Daniel Schmid : Le grand Suisse
Cinéma

Daniel Schmid : Le grand Suisse

Il pourrait être un Buñuel helvète; un croisement malsain entre une horloge suisse, un aristocrate sur le retour, un pervers et un clown. On pourrait s’amuser sans fin à coiffer Daniel Schmid de plusieurs casquettes, tant son oeuvre cinématographique reste hors du commun artistique.

Il pourrait être un Buñuel helvète; un croisement malsain entre une horloge suisse, un aristocrate sur le retour, un pervers et un clown. On pourrait s’amuser sans fin à coiffer Daniel Schmid de casquettes farfelues, tant son oeuvre cinématographique reste hors du commun artistique. Une filmographie discrète, imaginative et appréciée qui a fleuri dans la marge. À l’image de son auteur: élevé dans un hôtel par sa mère et sa grand-mère dans la région des Grisons en Suisse; dans une langue parlée par une poignée d’humains (le romanche); avec une image de la vie en société qui a longtemps eu le rythme nonchalant des vacanciers oisifs; Schmid a habité dans plusieurs coins de la planète, était un grand ami de Fassbinder et jusqu’à l’âge de 30 ans, dit avoir vu en moyenne cinq films par jour…
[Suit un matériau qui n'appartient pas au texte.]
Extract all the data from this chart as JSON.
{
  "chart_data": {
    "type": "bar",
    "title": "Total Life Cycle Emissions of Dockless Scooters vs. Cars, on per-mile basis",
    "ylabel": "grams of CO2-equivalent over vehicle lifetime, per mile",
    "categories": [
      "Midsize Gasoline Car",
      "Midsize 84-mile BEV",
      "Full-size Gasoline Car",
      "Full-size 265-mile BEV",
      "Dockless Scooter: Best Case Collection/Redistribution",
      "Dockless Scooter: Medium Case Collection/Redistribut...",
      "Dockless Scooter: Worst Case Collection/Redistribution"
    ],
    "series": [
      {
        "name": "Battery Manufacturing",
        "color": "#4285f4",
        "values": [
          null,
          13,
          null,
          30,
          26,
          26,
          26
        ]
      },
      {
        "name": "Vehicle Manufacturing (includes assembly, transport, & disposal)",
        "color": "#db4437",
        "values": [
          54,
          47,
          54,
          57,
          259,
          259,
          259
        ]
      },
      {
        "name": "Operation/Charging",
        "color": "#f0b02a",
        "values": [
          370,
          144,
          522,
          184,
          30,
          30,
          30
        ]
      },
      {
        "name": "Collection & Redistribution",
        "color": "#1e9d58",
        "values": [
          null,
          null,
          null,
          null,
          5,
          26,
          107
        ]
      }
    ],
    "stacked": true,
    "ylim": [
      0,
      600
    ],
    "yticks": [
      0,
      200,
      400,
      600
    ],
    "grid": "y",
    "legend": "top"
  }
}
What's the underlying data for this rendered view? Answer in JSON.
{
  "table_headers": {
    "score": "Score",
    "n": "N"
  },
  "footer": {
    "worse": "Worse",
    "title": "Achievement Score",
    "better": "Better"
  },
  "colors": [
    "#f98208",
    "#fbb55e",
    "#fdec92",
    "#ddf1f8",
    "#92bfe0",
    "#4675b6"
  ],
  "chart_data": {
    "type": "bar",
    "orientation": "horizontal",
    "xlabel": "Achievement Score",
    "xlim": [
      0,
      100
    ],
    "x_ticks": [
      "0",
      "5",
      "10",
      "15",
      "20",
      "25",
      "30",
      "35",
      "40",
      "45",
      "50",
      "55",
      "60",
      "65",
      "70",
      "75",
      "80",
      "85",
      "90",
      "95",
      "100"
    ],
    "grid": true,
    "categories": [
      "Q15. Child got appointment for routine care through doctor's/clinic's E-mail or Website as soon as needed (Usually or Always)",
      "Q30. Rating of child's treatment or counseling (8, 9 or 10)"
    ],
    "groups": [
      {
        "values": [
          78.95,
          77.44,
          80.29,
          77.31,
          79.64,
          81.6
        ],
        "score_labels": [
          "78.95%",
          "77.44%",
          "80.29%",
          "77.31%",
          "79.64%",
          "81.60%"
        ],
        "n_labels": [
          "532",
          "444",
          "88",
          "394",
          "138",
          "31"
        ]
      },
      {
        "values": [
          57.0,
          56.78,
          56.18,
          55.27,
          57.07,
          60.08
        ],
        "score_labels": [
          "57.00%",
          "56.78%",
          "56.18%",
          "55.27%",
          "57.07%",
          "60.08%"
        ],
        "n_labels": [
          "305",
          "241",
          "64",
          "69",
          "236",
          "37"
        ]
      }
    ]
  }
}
La Cinémathèque québécoise propose une rétrospective de tous ses films, jusqu’au 5 mai. L’occasion de plonger dans un univers hors mode, et de se rendre compte du talent et des sujets de prédilection de l’artiste. Par exemple, La Paloma (1974), son troisième film, et Beresina, or The Last Days of Switzerland (1999), son dernier, se reconnaissent au même ton ironique, au sarcasme subtil et inquiétant. Dans l’un comme dans l’autre, Schmid peint en silence, mais sans perdre de temps, la haute bourgeoisie empesée et décadente et les femmes trop vernissées et sérieusement fêlées.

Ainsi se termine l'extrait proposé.